From time to time, she'll recount some portion of the exam, and I'm floored that she can even THINK of putting herself through that.
For example, she must take her own stemware, and says that some people coming to take the exam from across the country ship 2-3 CASES of stemware, in case of breakage.
Then, of course, you have no idea what varietal is going to be poured, so you need to select the most "neutral" (she tastes in Riedel Zin/Chianti stems).
Next, you have... I think it's 30 minutes, to write an essay about the wine, breaking it down to varietal, appellation, vinification method, year.
Fascinating stuff, but I quiver in my shoes when I think about the stress.
Ben
wrote:Hey. I'm slightly ignorant about these tests. Are the MW and Master Sommelier tests the same thing? I thought they were different, although I don't know what sets them apart.
Anybody educate me here?
Alder
wrote:Ben,
Good question, which I didn't initially know the answer to -- I thought they were the same thing. But the Internet is an amazing thing. Here's the scoop:
The Institute for the Masters of Wine hands out diplomas for the degree called "Master of Wine" and its graduates are legally allowed to use the "MW" abbreviation in their title.
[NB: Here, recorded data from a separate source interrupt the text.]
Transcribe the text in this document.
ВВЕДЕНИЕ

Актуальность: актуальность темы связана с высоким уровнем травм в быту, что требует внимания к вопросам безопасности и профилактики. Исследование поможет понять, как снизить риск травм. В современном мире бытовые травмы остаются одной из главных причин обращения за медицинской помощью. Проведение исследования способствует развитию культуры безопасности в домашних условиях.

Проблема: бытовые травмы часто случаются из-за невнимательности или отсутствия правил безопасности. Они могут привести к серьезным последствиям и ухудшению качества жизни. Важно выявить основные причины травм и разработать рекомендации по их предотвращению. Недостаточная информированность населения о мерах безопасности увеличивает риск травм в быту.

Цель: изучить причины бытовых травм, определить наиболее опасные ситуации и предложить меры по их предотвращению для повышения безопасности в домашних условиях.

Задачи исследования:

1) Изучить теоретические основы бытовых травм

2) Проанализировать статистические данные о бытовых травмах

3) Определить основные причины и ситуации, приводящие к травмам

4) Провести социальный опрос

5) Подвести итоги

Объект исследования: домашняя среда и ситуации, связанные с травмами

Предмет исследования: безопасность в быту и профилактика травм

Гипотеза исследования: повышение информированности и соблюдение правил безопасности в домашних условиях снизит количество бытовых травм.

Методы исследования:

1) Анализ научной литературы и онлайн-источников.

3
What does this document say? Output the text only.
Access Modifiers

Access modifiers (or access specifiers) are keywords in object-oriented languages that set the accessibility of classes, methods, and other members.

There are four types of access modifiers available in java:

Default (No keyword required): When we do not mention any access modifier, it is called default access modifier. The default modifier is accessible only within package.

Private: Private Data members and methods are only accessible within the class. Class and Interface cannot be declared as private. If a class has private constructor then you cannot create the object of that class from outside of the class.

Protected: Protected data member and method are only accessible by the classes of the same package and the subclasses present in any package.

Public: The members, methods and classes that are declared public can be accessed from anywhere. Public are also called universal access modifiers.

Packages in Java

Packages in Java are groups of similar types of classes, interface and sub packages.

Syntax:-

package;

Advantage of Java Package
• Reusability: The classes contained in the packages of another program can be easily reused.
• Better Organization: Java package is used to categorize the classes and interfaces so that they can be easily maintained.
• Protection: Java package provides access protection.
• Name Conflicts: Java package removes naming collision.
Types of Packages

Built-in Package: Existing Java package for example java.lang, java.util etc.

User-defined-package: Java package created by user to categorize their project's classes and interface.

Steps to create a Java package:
There are 245 of these folks around the world.
The Court of Master Sommeliers is a different organization entirely and they offer a degree program called Master Sommelier, and their graduates can legally use the "MS" abbreviation in their title. There are about 70 people in the US and 122 in the UK who have this title.
So now that we've gotten that straight, I wonder which one is harder. Do they have yearly duels, like the old Harvard vs. Yale rivalry?
If they don't someone should make it happen. We could televise it on ESPN.